Image: Ice cream bars named Gyeondyo-bar, which translates to “hang in there” are seen at a convenience store in Seoul, South Korea, May 20, 2016. REUTERS/Kim Hong-Ji
By Jee Heun Kahng
SEOUL (Reuters) – South Koreans, Asia’s biggest per capita alcohol consumers, can now soothe themselves after a big night out with hangover-fighting ice cream.
A convenience store chain has launched the Gyeondyo-bar, which translates as “hang in there” and according to the company is the first ice cream bar marketed specifically to combat the after-effects of alcohol consumption. It hit the shelves on Friday.
Drinking, often in groups of co-workers, is big business in South Korea, and so are hangover cures, which generate roughly 150 billion won ($126 million) in annual sales, according to industry data, ranging from pills and beverages to cosmetics for women who want to keep their skin soft after a boozy night.
Those cures exclude the “hangover soup” that is a staple of Korean restaurant menus.
South Korea is exporting its remedies.
Its most popular hangover beverage, Hut-gae Condition, made by a unit of the CJ Corp conglomerate, has been sold in China, Japan, and Vietnam since 2014. The drink also features in the popular 2014 music video “Hangover,” by Korean pop star Psy and U.S. rapper Snoop Dogg.
South Koreans drink 12.3 liters of alcohol per year, the most in Asia-Pacific, according to a 2014 International Organisation report.
A study by South Korea’s National News Insurance Policy Institute estimated that the social cost of drinking, including to lost production, hospitalizations and early deaths, was about 9.45 trillion won in 2013.

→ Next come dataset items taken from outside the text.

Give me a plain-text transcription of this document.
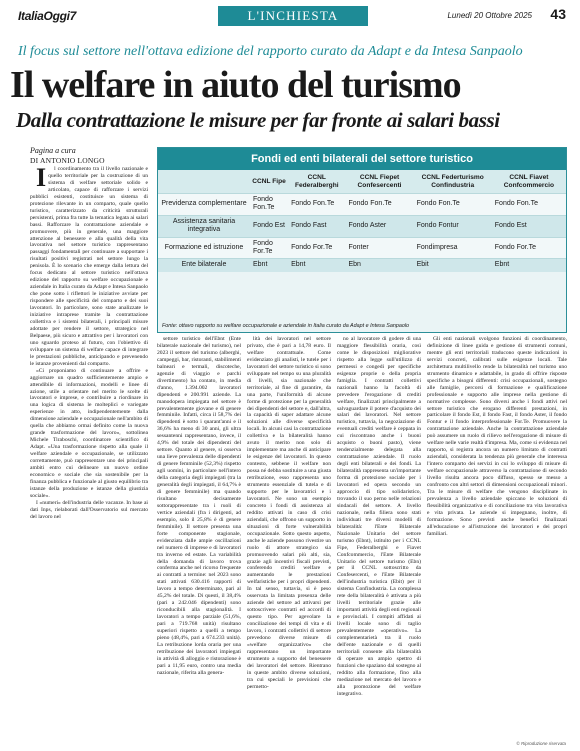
ItaliaOggi7	L'INCHIESTA	Lunedì 20 Ottobre 2025 43
Il focus sul settore nell'ottava edizione del rapporto curato da Adapt e da Intesa Sanpaolo
Il welfare in aiuto del turismo
Dalla contrattazione le misure per far fronte ai salari bassi
Pagina a cura
DI ANTONIO LONGO

I l coordinamento tra il livello nazionale e quello territoriale per la costruzione di un sistema di welfare settoriale solido e articolato, capace di rafforzare i servizi pubblici esistenti, costituisce un sistema di protezione rilevante in un comparto, quale quello turistico, caratterizzato da criticità strutturali persistenti, prima fra tutte la tematica legata ai salari bassi. Rafforzare la contrattazione aziendale e promuovere, più in generale, una maggiore attenzione al benessere e alla qualità della vita lavorativa nel settore turistico rappresentano passaggi fondamentali per continuare a supportare i risultati positivi registrati nel settore lungo la penisola. È lo scenario che emerge dalla lettura del focus dedicato al settore turistico nell'ottava edizione del rapporto su welfare occupazionale e aziendale in Italia curato da Adapt e Intesa Sanpaolo che pone sotto i riflettori le iniziative avviate per rispondere alle specificità del comparto e dei suoi lavoratori. In particolare, sono state analizzate le iniziative intraprese tramite la contrattazione collettiva e i sistemi bilaterali, i principali misure adottate per rendere il settore, strategico nel Belpaese, più sicuro e attrattivo per i lavoratori con uno sguardo proteso al futuro, con l'obiettivo di sviluppare un sistema di welfare capace di integrare le prestazioni pubbliche, anticipando e prevenendo le istanze provenienti dal comparto.

«Ci proponiamo di continuare a offrire e aggiornare un quadro sufficientemente ampio e attendibile di informazioni, modelli e linee di azione, utile a orientare nel merito le scelte di lavoratori e imprese, e contribuire a riordinare in una logica di sistema le molteplici e variegate esperienze in atto, indipendentemente dalla dimensione aziendale e occupazionale nell'ambito di quella che abbiamo ormai definito come la nuova grande trasformazione del lavoro», sottolinea Michele Tiraboschi, coordinatore scientifico di Adapt. «Una trasformazione rispetto alla quale il welfare aziendale e occupazionale, se utilizzato correttamente, può rappresentare uno dei principali ambiti entro cui delineare un nuovo ordine economico e sociale che sia sostenibile per la finanza pubblica e funzionale al giusto equilibrio tra istanze della produzione e istanze della giustizia sociale».

I «numeri» dell'industria delle vacanze. In base ai dati Inps, rielaborati dall'Osservatorio sul mercato del lavoro nel

Fondi ed enti bilaterali del settore turistico
	CCNL Fipe	CCNL Federalberghi	CCNL Fiepet Confesercenti	CCNL Federturismo Confindustria	CCNL Fiavet Confcommercio
Previdenza complementare	Fondo Fon.Te	Fondo Fon.Te	Fondo Fon.Te	Fondo Fon.Te	Fondo Fon.Te
Assistenza sanitaria integrativa	Fondo Est	Fondo Fast	Fondo Aster	Fondo Fontur	Fondo Est
Formazione ed istruzione	Fondo For.Te	Fondo For.Te	Fonter	Fondimpresa	Fondo For.Te
Ente bilaterale	Ebnt	Ebnt	Ebn	Ebit	Ebnt
Fonte: ottavo rapporto su welfare occupazionale e aziendale in Italia curato da Adapt e Intesa Sanpaolo

settore turistico dell'Ebnt (Ente bilaterale nazionale del turismo), nel 2023 il settore del turismo (alberghi, campeggi, bar, ristoranti, stabilimenti balneari e termali, discoteche, agenzie di viaggio e parchi divertimento) ha contato, in media d'anno, 1.394.002 lavoratori dipendenti e 200.991 aziende. La manodopera impiegata nel settore è prevalentemente giovane e di genere femminile. Infatti, circa il 58,7% dei dipendenti è sotto i quarant'anni e il 36,6% ha meno di 30 anni, gli ultra sessantenni rappresentano, invece, il 4,9% del totale dei dipendenti del settore. Quanto al genere, si osserva una lieve prevalenza delle dipendenti di genere femminile (52,3%) rispetto agli uomini, in particolare nell'intero della categoria degli impiegati (tra la generalità degli impiegati, il 64,7% è di genere femminile) ma quando risultano decisamente sottorappresentate tra i ruoli di vertice aziendali (fra i dirigenti, ad esempio, solo il 25,8% è di genere femminile). Il settore presenta una forte componente stagionale, evidenziata dalle ampie oscillazioni nel numero di imprese e di lavoratori tra inverno ed estate. La variabilità della domanda di lavoro trova conferma anche nel ricorso frequente ai contratti a termine: nel 2023 sono stati attivati 630.416 rapporti di lavoro a tempo determinato, pari al 45,2% del totale. Di questi, il 38,4% (pari a 242.046 dipendenti) sono riconducibili alla stagionalità. I lavoratori a tempo parziale (51,6%, pari a 719.768 unità) risultano superiori rispetto a quelli a tempo pieno (48,4%, pari a 674.233 unità). La retribuzione lorda oraria per una retribuzione dei lavoratori impiegati in attività di alloggio e ristorazione è pari a 11,95 euro, contro una media nazionale, riferita alla genera-

lità dei lavoratori nel settore privato, che è pari a 14,78 euro. Il welfare contrattuale. Come evidenziato gli analisti, le tutele per i lavoratori del settore turistico si sono sviluppate nel tempo su una pluralità di livelli, sia nazionale che territoriale, al fine di garantire, da una parte, l'uniformità di alcune forme di protezione per la generalità dei dipendenti del settore e, dall'altra, la capacità di saper adattare alcune soluzioni alle diverse specificità locali. In alcuni casi la contrattazione collettiva e la bilateralità hanno avuto il merito non solo di implementare ma anche di anticipare le esigenze del lavoratori. In questo contesto, sebbene il welfare non possa né debba sostituire a una giusta retribuzione, esso rappresenta uno strumento essenziale di tutela e di supporto per le lavoratrici e i lavoratori. Ne sono un esempio concreto i fondi di assistenza al reddito attivati in caso di crisi aziendali, che offrono un supporto in situazioni di forte vulnerabilità occupazionale. Sotto questo aspetto, anche le aziende possono rivestire un ruolo di attore strategico sia promuovendo salari più alti, sia, grazie agli incentivi fiscali previsti, conferendo crediti welfare e aumentando le prestazioni welfaristiche per i propri dipendenti. In tal senso, tuttavia, si è peso osservata la limitata presenza delle aziende del settore ad attivarsi per sottoscrivere contratti ed accordi di questo tipo. Per agevolare la conciliazione dei tempi di vita e di lavoro, i contratti collettivi di settore prevedono diverse misure di «welfare organizzativo» che rappresentano un importante strumento a supporto del benessere dei lavoratori del settore. Rientrano in queste ambito diverse soluzioni, tra cui speciali le previsioni che permetto-

no al lavoratore di godere di una maggiore flessibilità oraria, così come le disposizioni migliorative rispetto alla legge sull'utilizzo di permessi e congedi per specifiche esigenze proprie o della propria famiglia. I contratti collettivi nazionali hanno la facoltà di prevedere l'erogazione di crediti welfare, finalizzati principalmente a salvaguardare il potere d'acquisto dei salari dei lavoratori. Nel settore turistico, tuttavia, la negoziazione di eventuali crediti welfare è ceppata in cui riscontrano anche i buoni acquisto o buoni pasto), viene tendenzialmente delegata alla contrattazione aziendale. Il ruolo degli enti bilaterali e dei fondi. La bilateralità rappresenta un'importante forma di protezione sociale per i lavoratori ed opera secondo un approccio di tipo solidaristico, trovando il suo perno nelle relazioni sindacali del settore. A livello nazionale, nella filiera sono stati individuati tre diversi modelli di bilateralità: l'Ente Bilaterale Nazionale Unitario del settore turismo (Ebnt), istituito per i CCNL Fipe, Federalberghi e Fiavet Confcommercio, l'Ente Bilaterale Unitario del settore turismo (Ebn) per il CCNL sottoscritto da Confesercenti, e l'Ente Bilaterale dell'industria turistica (Ebit) per il sistema Confindustria. La complessa rete della bilateralità è attivata a più livelli territoriale grazie alle importanti attività degli enti regionali e provinciali. I compiti affidati ai livelli locale sono di taglio prevalentemente «operativo». La complementarietà tra il ruolo dell'ente nazionale e di quelli territoriali consente alla bilateralità di operare un ampio spettro di funzioni che spaziano dal sostegno al reddito alla formazione, fino alla mediazione nel mercato del lavoro e alla promozione del welfare integrativo.

Gli enti nazionali svolgono funzioni di coordinamento, definizione di linee guida e gestione di strumenti comuni, mentre gli enti territoriali traducono queste indicazioni in servizi concreti, calibrati sulle esigenze locali. Tale architettura multilivello rende la bilateralità nel turismo uno strumento dinamico e adattabile, in grado di offrire risposte specifiche a bisogni differenti: crisi occupazionali, sostegno alle famiglie, percorsi di formazione e qualificazione professionale e supporto alle imprese nella gestione di normative complesse. Sono diversi anche i fondi attivi nel settore turistico che erogano differenti prestazioni, in particolare il fondo Est, il fondo Fast, il fondo Aster, il fondo Fontur e il fondo interprofessionale For.Te. Promuovere la contrattazione aziendale. Anche la contrattazione aziendale può assumere un ruolo di rilievo nell'erogazione di misure di welfare nelle varie realtà d'impresa. Ma, come si evidenza nel rapporto, si registra ancora un numero limitato di contratti aziendali, considerata la tendenza più generale che interessa l'intero comparto dei servizi in cui lo sviluppo di misure di welfare occupazionale attraverso la contrattazione di secondo livello risulta ancora poco diffuso, spesso se messo a confronto con altri settori di dimensioni occupazionali minori. Tra le misure di welfare che vengono disciplinate in prevalenza a livello aziendale spiccano le soluzioni di flessibilità organizzativa e di conciliazione tra vita lavorativa e vita privata. Le aziende si impegnano, inoltre, di formazione. Sono previsti anche benefici finalizzati all'educazione e all'istruzione dei lavoratori e dei propri familiari.

© Riproduzione riservata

The ice cream bar’s name “expresses the hardships of employees who have to suffer a working day after heavy drinking, as well as to provide comfort to those who have to come to work early after frequent nights of drinking”, convenience store chain Withme FS, a unit of E-Mart Co Ltd <139480.KS>, part of the Shinsegae Group conglomerate, said in a press release.
The grapefruit-flavored dessert contains 0.7 percent oriental raisin tree fruit juice, a traditional hangover remedy cited in a Korean medicine book from the 17th century that is included in popular hangover potions.
A 2012 article in the Journal of Neuroscience found oriental raisin tree extract reduced symptoms of intoxication in rats.